New Safari 3.0 features come along for the ride with Leopard
Listener Bruce Barr sent me a link to an Apple Insider article that not only details the new Safari 3.0 features (see below) but goes back in time and educates us about Apple browser history. link
In the meantime, according to the article, here are some features in Safari 3.0 that you can check out. You can even get Safari 3.0 right now if you don’t want to wait.

Safari 3.0 on Leopard
Running on Leopard, Safari loses the brushed metal frame it has always had, and adopts the standard unified appearance of other Leopard apps. On Windows, Safari is already there, although its close box is strangely on the wrong end of window’s title bar.

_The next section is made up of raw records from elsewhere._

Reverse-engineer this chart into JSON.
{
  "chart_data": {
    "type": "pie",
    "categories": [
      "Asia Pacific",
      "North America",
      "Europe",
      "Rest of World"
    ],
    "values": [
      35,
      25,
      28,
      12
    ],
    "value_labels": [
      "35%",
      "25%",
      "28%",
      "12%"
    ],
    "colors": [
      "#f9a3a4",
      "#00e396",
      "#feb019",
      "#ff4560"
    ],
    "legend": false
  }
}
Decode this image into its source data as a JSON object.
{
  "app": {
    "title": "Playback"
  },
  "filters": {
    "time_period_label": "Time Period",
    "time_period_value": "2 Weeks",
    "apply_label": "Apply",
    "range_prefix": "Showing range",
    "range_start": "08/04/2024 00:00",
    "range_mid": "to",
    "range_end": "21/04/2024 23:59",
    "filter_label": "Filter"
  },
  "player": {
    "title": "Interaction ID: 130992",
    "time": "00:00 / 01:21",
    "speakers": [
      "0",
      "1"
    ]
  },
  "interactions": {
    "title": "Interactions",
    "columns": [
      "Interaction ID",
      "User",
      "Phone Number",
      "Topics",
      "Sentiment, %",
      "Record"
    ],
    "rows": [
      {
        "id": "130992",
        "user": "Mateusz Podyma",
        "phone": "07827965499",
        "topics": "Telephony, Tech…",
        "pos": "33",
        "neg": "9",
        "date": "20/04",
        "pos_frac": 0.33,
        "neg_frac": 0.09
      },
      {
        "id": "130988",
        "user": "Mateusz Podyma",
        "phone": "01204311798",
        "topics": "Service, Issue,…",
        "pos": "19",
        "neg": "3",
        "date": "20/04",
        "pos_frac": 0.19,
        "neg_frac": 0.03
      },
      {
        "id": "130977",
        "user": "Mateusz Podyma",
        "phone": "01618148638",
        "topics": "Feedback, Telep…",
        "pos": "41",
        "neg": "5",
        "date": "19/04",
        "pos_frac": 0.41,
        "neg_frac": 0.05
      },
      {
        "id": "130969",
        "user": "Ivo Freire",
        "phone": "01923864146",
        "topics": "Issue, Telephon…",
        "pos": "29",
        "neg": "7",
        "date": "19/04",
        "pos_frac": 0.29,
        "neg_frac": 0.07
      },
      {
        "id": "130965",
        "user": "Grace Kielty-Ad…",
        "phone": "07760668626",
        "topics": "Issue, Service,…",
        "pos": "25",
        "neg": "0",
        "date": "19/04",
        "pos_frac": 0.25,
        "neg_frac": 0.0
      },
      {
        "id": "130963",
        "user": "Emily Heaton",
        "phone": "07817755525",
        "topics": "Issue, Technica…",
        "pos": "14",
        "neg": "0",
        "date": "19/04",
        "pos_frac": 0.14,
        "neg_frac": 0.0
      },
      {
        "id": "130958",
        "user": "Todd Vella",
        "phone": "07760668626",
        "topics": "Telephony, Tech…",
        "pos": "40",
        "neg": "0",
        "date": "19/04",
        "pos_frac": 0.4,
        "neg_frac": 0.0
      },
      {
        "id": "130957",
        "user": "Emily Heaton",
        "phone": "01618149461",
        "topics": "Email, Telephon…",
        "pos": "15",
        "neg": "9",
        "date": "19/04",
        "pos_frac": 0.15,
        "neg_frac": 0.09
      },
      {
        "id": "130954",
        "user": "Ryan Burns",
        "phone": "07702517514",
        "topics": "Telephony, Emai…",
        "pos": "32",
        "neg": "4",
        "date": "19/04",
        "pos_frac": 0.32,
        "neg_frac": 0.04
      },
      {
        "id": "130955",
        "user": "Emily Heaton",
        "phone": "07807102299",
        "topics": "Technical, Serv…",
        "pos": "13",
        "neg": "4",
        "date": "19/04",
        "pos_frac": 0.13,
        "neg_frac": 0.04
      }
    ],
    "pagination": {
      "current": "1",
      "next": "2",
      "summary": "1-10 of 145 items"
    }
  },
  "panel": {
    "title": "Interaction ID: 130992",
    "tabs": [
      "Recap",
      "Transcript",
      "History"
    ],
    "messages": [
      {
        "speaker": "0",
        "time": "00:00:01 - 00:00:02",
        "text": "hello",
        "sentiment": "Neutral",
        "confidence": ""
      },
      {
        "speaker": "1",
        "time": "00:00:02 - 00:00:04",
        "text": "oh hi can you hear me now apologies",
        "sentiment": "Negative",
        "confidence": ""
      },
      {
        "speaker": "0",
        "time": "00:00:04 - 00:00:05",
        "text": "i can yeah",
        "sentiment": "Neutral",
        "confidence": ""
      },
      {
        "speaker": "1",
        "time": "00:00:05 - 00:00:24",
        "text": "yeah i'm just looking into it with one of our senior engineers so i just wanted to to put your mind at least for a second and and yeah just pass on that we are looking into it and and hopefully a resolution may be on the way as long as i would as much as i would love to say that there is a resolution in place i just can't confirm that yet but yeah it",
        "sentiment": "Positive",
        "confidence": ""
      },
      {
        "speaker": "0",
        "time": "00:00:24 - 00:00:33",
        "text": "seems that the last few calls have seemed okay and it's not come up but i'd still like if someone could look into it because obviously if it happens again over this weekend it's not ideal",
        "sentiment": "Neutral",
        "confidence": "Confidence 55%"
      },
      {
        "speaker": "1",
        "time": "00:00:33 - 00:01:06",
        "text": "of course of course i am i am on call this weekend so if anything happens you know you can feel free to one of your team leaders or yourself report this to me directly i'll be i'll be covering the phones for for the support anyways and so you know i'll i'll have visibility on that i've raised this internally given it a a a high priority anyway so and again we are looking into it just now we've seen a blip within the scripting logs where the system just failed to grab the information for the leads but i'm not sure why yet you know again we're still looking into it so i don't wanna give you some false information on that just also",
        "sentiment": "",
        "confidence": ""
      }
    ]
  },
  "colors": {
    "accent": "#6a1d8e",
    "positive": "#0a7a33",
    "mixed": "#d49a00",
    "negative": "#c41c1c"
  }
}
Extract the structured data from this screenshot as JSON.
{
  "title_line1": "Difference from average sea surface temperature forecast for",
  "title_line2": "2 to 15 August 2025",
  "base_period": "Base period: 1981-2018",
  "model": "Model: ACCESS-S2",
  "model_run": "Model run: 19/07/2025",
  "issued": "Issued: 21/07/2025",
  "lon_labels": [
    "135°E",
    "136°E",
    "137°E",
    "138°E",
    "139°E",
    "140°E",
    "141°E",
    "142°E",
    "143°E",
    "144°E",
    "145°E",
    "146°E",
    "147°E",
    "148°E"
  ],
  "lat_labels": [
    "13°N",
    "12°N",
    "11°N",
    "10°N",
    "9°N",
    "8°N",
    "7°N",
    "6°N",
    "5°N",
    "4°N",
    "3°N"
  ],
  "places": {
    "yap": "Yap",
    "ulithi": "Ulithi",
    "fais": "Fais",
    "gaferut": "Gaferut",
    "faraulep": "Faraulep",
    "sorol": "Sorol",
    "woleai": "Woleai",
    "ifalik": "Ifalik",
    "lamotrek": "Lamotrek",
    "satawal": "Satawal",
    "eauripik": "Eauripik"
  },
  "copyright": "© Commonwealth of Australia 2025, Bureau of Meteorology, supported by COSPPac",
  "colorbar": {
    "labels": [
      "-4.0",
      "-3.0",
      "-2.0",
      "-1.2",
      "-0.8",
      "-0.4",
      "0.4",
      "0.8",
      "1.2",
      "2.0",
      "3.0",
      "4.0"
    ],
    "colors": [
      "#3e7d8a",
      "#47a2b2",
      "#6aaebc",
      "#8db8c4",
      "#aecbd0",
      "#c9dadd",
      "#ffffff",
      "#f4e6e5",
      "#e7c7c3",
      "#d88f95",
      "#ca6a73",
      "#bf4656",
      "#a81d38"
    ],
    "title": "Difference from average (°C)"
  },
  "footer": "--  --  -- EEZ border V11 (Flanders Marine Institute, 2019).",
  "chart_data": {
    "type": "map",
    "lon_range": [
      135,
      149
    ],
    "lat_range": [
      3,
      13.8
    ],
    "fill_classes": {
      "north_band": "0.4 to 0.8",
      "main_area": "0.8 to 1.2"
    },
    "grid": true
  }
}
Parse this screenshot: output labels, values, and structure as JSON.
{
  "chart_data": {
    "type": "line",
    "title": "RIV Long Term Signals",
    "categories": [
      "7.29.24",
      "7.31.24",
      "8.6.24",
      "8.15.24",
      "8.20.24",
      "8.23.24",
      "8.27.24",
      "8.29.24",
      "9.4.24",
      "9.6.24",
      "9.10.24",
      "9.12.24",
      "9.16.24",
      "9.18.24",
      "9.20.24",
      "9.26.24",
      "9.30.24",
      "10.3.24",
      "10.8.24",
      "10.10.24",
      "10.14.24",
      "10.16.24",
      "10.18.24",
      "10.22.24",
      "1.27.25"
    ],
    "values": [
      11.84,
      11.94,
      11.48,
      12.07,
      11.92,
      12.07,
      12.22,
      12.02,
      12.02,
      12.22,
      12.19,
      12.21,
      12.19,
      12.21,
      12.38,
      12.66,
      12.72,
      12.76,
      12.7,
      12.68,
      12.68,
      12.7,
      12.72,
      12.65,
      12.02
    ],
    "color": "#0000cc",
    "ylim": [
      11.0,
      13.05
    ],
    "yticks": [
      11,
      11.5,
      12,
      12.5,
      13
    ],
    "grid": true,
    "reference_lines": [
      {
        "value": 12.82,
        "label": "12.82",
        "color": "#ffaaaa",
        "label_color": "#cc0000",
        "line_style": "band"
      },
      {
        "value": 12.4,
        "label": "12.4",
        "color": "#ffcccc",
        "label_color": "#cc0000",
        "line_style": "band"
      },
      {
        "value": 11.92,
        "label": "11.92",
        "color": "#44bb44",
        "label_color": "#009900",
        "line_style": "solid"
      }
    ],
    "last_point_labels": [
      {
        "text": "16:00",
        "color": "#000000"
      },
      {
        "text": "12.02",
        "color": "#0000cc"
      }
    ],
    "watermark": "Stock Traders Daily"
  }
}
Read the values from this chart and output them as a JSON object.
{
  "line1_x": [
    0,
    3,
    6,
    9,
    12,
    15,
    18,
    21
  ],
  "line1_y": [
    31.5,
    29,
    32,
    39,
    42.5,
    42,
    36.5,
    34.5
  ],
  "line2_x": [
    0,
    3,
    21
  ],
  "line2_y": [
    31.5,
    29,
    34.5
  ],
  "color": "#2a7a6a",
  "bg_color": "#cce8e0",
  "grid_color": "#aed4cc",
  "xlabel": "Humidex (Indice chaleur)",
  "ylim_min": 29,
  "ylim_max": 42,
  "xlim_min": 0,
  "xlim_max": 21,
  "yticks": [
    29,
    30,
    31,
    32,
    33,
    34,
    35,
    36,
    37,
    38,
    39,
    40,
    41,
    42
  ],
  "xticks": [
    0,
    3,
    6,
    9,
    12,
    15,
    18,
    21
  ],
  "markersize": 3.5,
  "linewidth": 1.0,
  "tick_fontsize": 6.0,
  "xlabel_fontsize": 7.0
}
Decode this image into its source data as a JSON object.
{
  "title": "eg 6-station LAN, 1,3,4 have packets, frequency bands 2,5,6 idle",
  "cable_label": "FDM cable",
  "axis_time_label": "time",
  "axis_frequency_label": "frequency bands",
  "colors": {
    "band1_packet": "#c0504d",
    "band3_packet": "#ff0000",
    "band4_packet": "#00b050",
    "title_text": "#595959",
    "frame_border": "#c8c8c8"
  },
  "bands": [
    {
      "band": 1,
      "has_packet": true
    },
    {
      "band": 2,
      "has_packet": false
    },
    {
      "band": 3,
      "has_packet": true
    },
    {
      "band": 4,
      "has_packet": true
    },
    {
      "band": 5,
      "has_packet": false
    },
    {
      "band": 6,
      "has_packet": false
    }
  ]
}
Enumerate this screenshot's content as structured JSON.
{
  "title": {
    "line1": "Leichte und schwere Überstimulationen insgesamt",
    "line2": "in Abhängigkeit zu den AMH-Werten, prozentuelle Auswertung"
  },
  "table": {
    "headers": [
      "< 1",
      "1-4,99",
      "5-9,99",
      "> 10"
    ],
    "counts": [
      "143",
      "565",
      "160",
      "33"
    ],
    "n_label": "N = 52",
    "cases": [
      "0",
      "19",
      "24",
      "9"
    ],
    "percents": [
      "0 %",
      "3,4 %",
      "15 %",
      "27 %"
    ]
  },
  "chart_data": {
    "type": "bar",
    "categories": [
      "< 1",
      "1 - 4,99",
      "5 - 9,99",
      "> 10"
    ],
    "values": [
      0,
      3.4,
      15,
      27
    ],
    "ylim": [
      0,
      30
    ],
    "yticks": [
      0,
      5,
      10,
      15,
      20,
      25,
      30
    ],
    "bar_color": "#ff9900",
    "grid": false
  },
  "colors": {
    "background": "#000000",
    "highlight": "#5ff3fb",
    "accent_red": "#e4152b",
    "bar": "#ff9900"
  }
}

Safari in Leopard also has a new feature called Web Clip. Click the scissor toolbar icon, and Web Clip allows you to select an area of a web page as a web clipping widget for use in Dashboard. The selection arrow turns into a box that locks onto specific regions of the page in the same way the iPhone’s Safari identifies areas for zooming in when its display is double tapped. You can also create a freeform box that can cut out any arbitrary section of a web page.
Once selected, the region becomes a live widget in Dashboard that works identically to loading the full page a Safari window. Clippings can be assigned a custom frame design, and you can load any number of clippings into the Dashboard.
The new Safari can also purge history items at a set schedule, either every day, week, two weeks, a month, annually, or manually. Like other Leopard-savvy apps, it also defaults to directing downloads to the new Downloads users folder, and those files are tagged with the date and time they were downloaded. When you open them, the Finder warns you that the file was downloaded from the Internet, and tells you when, flagging any potential malware as suspicious.
Leopard also indexes a full text content search of bookmarked web pages and history items, so when you search through your history or bookmarks looking for information on a previously viewed page, you don’t have to recall the website, the page title, or anything in URL; you can simply search for the word you are after.
While the rest of Mac OS X Leopard doesn’t come out for another eight days, you can download Safari 3 now for free, both for Mac OS X Tiger and for Windows.